Avin Brone seemed able to hear those thoughts as if they had been spoken. “People will not forget the true dangers, Highness. I think Nynor is right. A muted festivity perhaps—we do not want to seem to be celebrating too grandly in the shadow of war, and most especially in the shadow of Gailon’s murder—and your brother’s death, too, of course—but neither do we want to make this winter any more dreary than necessity dictates.”
“Very well, a quiet celebration it will be.”
Nynor nodded, then bowed and withdrew. He looked pleased, almost grateful, and for an unpleasant moment Briony wondered if the castellan had some other agenda, if he had manipulated her for some secret, selfish purpose.

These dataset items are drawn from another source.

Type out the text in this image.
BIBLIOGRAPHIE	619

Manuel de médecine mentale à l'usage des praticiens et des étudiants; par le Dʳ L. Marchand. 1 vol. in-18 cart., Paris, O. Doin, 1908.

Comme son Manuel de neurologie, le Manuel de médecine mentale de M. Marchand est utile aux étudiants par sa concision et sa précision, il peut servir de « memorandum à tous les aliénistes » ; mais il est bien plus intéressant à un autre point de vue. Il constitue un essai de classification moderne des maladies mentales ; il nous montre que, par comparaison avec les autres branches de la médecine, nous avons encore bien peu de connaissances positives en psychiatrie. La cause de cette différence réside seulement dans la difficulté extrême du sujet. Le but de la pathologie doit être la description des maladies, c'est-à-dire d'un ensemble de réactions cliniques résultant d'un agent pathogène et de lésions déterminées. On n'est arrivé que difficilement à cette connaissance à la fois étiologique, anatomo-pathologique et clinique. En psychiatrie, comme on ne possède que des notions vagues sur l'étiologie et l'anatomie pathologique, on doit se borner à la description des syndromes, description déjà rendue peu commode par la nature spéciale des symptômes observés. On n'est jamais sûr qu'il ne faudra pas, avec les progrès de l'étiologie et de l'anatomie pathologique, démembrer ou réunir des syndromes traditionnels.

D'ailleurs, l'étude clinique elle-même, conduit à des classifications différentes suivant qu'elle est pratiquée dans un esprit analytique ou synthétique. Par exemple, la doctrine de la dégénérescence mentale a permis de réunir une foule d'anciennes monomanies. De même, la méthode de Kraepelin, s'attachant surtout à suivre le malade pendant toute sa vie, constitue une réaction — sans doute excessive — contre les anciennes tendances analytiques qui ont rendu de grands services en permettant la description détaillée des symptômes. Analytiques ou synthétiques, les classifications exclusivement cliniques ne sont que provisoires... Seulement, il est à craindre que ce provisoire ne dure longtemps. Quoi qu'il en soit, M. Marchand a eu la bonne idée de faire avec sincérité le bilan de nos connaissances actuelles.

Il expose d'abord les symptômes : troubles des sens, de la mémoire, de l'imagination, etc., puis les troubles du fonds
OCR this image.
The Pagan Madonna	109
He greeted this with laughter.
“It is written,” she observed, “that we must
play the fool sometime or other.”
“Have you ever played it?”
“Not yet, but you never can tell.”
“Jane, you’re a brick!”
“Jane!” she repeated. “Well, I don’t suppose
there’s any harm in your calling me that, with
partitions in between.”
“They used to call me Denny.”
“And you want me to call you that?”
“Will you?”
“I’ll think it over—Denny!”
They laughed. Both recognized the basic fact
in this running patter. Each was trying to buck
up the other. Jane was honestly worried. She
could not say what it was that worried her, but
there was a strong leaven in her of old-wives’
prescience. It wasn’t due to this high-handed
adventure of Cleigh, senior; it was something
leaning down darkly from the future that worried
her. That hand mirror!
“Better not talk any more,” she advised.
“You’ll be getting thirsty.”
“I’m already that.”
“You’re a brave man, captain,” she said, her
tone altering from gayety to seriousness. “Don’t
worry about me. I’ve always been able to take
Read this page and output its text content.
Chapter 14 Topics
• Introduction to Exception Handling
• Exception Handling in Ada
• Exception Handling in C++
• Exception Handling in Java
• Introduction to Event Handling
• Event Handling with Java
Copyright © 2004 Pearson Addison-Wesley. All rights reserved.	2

And so it goes, she thought. I cannot do even the simplest thing without doubt anymore, without fear, without suspicion. How could Father live this way all those years? It must have been a little better in more peaceful days, but still . . .
Curse these times.
Before they reached the populous areas, Beetledown announced that he was taking his leave. He dismissed Chert’s worried questions. “I’ll find my way, sure. Naught else, these caves seem full of slow, stupid rat-folk. I’ll go home mounted proud, tha will see.”
He was too tired to do more than thank the Rooftopper again. After all they had shared, it was a hasty and strangely muted parting, but Chert didn’t have long to consider it.